DISC 103 — What Christians Believe: The Basics of the Faith
Billions of people call themselves Christians. They disagree about plenty, but they share a core set of beliefs that has remained largely stable for two thousand years. That core is captured in a few ancient statements the early church wrote down when it needed a way to teach new believers what the faith actually was. DISC 103 walks through that shared ground, covering God as Creator and Trinity, Jesus Christ fully God and fully human, the Holy Spirit and salvation, the church as a living community across two thousand years, and the historic Christian confession about death, judgment, and the new creation. The course is ecumenical by design: it presents the shared confession of historic Christianity without picking sides on the disagreements that divide Catholic, Orthodox, and Protestant traditions. Where the traditions differ, the course names the differences honestly. No faith commitment is required to take it. Only a willingness to understand a set of ideas that has shaped most of Western civilization.
Learning outcomes
- Describe what a creed is, identify the Apostles' Creed and the Nicene Creed as the ecumenical baselines of Christian doctrine, and explain why the early church developed these summaries of the faith
- Summarize the historic Christian doctrine of God as Creator and as Trinity, and describe the development of the Trinitarian formulation through the early ecumenical councils
- Describe the historic Christian confession of Jesus Christ as fully God and fully human (Chalcedonian Definition), and identify at least two major Christian models of how the atonement works
- Describe the Holy Spirit's role in the Christian life, summarize the doctrine of salvation by grace through faith, and identify how Catholic, Orthodox, and Protestant traditions differ on soteriological details while agreeing on the core
- Describe the historic Christian understanding of the church, including its mission and the sacraments or ordinances, and identify the main tradition variations on the number and nature of the sacraments
- Describe the historic Christian confession of the Last Things — the return of Christ, the resurrection of the body, final judgment, and the new creation — and identify an appropriate next step in Cathedra's catalog
The Shared Ground
Before this course examines what Christians believe about God, Christ, the Spirit, the church, and the last things, it needs to establish the shape those beliefs share. Module 1 introduces the creed: what it is, where it came from, and why a scattered, minority movement in the Roman Empire needed one.
God the Father
Module 2 is the first major doctrinal section of the course, taking up the opening line of the Apostles' Creed: "I believe in God the Father almighty, maker of heaven and earth." Two lessons examine what Christians have historically meant by those words, beginning with creation and the divine attributes, then moving to the doctrine that distinguishes Christian monotheism from every other: the Trinity.
Jesus Christ
Module 3 is the Christological heart of the course: who Jesus is and what his death and resurrection accomplished. Two lessons work through the historic Christian confession of Jesus as fully God and fully human, the four views the early church rejected on its way to the Chalcedonian Definition, the three major models of how the atonement works, and the resurrection and ascension that give the cross its meaning.

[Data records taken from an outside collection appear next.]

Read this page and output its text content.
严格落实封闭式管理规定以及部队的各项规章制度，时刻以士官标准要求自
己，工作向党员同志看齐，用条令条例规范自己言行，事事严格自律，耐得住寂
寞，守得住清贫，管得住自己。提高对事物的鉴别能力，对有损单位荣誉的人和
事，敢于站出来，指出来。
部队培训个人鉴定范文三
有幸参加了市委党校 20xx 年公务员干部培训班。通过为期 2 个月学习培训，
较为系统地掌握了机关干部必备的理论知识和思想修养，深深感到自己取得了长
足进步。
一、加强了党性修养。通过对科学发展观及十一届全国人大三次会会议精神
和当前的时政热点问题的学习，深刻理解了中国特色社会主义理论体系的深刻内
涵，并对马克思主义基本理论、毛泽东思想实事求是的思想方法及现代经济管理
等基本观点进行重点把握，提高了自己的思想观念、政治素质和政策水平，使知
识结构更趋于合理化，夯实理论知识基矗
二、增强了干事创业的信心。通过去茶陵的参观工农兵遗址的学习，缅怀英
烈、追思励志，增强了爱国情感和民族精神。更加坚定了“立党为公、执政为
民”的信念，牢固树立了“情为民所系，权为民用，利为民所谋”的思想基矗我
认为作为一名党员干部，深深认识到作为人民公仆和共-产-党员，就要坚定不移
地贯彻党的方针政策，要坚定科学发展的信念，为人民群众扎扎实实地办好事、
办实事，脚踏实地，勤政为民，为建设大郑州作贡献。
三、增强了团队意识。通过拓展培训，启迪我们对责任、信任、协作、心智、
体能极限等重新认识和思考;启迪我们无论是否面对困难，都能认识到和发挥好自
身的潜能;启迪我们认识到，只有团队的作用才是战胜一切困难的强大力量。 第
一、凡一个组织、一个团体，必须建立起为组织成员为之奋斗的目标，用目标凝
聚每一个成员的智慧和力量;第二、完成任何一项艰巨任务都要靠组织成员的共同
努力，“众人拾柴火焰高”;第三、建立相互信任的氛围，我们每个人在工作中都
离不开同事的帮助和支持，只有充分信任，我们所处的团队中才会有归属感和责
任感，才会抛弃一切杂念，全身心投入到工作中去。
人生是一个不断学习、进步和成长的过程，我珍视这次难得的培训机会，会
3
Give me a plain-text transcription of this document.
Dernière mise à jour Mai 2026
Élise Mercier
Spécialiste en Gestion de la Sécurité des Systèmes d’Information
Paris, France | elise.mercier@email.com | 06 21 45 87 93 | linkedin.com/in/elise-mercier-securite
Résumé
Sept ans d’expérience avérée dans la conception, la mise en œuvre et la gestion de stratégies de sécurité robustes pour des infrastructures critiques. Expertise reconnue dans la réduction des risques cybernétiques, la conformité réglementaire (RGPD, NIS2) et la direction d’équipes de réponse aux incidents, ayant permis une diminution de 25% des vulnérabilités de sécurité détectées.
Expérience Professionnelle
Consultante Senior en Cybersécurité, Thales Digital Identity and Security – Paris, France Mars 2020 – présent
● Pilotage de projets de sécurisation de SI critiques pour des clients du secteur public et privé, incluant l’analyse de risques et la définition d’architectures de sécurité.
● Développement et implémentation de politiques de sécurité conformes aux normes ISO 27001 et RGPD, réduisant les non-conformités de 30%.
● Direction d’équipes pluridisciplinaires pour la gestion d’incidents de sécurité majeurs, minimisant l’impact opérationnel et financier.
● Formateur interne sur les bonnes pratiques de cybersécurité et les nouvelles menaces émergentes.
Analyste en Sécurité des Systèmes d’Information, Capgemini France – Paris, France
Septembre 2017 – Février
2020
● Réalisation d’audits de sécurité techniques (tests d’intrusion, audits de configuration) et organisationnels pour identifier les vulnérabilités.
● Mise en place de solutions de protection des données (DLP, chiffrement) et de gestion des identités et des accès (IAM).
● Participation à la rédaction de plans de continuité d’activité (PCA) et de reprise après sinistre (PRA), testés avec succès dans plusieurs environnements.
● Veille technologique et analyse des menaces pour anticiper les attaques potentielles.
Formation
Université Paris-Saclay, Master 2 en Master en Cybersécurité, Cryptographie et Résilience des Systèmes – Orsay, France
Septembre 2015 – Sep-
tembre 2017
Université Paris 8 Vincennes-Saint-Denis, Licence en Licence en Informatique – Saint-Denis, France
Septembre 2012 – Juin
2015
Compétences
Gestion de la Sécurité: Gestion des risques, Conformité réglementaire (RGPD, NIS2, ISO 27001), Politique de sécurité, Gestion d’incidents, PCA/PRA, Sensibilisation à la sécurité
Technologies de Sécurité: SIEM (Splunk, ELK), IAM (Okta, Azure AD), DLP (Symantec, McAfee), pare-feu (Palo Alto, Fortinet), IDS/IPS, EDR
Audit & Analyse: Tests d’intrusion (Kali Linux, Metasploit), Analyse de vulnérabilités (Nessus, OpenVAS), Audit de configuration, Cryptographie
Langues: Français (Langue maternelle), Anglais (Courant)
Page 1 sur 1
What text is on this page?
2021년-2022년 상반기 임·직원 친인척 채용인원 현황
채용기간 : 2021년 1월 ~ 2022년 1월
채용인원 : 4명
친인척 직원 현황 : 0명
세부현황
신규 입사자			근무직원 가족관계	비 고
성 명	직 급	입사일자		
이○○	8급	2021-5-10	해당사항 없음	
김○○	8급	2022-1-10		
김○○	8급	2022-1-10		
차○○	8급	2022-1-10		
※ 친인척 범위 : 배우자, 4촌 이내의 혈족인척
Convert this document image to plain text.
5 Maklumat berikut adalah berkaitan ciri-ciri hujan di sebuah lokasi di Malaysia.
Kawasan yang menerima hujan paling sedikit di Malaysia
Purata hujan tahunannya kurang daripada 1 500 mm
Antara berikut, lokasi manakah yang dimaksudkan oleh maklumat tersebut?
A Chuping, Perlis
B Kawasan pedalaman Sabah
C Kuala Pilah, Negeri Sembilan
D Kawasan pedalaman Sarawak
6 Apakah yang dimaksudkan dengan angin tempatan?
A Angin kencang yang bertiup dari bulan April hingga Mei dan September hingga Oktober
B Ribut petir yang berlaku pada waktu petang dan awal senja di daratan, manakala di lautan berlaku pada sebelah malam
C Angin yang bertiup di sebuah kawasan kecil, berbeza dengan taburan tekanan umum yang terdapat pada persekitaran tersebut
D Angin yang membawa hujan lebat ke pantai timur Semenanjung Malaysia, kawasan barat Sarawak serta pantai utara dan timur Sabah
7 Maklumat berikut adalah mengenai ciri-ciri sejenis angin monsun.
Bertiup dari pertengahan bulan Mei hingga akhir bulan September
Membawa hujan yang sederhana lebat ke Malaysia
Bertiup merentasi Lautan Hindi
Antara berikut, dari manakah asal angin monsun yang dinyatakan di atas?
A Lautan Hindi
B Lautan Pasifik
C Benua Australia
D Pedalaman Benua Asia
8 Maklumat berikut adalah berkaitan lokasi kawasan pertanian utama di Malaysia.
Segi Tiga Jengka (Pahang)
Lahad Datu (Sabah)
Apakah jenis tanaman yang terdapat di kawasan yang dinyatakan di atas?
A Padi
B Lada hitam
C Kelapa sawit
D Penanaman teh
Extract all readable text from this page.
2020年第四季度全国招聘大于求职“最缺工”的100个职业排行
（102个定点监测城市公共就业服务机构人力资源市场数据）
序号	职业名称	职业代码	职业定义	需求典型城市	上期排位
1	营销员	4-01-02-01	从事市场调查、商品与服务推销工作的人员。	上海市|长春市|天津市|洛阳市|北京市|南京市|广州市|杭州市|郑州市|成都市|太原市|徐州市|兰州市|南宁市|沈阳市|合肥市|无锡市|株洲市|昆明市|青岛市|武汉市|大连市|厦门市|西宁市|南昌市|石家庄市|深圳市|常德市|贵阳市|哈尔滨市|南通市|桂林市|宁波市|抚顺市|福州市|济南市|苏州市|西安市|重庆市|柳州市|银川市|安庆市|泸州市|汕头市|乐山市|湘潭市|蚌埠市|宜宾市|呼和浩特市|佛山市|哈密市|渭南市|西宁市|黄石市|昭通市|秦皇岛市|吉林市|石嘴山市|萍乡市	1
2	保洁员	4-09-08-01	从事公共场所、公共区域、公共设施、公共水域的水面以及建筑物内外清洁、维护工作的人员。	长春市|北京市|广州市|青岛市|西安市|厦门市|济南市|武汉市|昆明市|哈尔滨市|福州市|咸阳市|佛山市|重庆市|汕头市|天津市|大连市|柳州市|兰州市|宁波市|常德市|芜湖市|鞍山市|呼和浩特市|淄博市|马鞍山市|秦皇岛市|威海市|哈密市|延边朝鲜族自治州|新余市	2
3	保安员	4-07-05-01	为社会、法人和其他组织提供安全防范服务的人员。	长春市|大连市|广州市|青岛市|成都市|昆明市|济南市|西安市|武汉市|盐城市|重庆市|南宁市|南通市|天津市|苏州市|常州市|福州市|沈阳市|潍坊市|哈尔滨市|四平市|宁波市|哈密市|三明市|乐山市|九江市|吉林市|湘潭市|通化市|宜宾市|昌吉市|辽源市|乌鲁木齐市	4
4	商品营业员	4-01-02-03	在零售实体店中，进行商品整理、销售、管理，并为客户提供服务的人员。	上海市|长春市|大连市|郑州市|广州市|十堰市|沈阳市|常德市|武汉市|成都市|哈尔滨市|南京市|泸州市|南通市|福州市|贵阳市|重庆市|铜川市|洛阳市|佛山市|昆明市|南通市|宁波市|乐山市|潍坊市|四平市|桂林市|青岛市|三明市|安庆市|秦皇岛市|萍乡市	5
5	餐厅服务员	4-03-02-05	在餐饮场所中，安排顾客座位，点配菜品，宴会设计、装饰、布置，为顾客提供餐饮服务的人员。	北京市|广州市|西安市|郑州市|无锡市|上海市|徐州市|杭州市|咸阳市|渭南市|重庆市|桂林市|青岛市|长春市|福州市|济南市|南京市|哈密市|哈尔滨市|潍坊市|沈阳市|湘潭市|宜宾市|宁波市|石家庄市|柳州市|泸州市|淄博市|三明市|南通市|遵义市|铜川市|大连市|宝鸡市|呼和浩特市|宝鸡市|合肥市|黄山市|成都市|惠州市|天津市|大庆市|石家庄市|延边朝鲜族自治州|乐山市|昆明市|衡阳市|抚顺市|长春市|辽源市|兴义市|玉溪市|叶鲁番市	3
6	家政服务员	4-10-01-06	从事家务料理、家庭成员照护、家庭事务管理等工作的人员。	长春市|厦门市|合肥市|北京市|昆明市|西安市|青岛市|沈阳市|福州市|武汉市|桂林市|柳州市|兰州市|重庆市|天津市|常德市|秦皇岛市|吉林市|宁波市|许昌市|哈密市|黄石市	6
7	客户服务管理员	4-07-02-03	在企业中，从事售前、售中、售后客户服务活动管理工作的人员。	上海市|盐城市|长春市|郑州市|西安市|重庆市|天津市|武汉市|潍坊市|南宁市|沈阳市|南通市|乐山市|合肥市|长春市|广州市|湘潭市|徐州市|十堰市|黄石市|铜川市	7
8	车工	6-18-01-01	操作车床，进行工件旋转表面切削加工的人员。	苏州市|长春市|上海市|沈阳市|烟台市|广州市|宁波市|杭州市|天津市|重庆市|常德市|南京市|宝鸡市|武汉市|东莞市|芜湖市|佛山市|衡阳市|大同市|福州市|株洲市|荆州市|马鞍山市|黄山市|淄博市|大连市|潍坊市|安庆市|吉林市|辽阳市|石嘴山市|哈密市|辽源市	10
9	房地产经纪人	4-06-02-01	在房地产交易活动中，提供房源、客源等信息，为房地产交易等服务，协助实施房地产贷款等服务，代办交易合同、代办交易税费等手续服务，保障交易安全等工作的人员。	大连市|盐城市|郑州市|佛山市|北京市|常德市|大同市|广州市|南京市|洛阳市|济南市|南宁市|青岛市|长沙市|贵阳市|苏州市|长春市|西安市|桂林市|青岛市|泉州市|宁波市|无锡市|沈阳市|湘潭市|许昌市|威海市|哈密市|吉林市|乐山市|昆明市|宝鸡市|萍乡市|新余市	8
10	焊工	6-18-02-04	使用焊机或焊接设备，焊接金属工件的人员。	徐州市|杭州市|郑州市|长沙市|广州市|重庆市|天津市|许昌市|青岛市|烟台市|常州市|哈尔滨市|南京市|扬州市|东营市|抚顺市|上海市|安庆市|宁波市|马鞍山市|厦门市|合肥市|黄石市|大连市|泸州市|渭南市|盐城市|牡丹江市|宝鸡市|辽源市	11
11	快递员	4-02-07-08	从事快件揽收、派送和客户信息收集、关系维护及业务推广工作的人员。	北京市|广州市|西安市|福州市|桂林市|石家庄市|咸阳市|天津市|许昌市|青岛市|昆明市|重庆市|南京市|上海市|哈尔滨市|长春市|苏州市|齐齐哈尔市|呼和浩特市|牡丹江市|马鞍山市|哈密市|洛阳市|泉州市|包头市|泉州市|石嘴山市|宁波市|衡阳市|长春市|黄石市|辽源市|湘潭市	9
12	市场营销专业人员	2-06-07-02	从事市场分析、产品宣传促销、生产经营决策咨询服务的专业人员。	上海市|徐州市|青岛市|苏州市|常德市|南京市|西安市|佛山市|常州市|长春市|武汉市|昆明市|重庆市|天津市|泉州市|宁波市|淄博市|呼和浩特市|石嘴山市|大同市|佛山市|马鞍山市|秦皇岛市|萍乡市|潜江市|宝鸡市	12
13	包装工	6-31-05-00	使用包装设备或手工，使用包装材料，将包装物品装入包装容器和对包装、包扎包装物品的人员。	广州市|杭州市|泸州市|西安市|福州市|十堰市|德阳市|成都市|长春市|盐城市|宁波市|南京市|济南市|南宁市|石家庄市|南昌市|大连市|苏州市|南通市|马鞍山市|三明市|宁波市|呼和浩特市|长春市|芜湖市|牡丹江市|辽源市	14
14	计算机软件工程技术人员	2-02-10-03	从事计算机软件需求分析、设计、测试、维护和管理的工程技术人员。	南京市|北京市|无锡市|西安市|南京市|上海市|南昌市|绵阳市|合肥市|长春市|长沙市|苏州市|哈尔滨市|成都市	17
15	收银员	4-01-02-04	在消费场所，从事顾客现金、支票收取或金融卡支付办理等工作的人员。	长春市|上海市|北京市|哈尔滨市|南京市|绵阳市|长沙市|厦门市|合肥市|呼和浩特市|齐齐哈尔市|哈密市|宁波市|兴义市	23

The Spirit and the Christian Life
Module 4 turns to the Holy Spirit, the third person of the Trinity, and to the doctrine of salvation — the area where Catholic, Orthodox, and Protestant traditions share the most essential ground and differ most on the details.
The Church
The early Christian movement was never just individuals holding private beliefs. It was a gathered community with a name, a shared practice, and four words to describe itself. Module 5 examines what those four words mean and explores the two practices every major branch of Christianity has held in common across two thousand years.
The Last Things
Every historic Christian creed ends looking forward. This module closes DISC 103 by walking through what Christians have consistently confessed about the return of Christ, the resurrection of the body, final judgment, and the new creation — and then pointing toward the undergraduate tier waiting on the other side.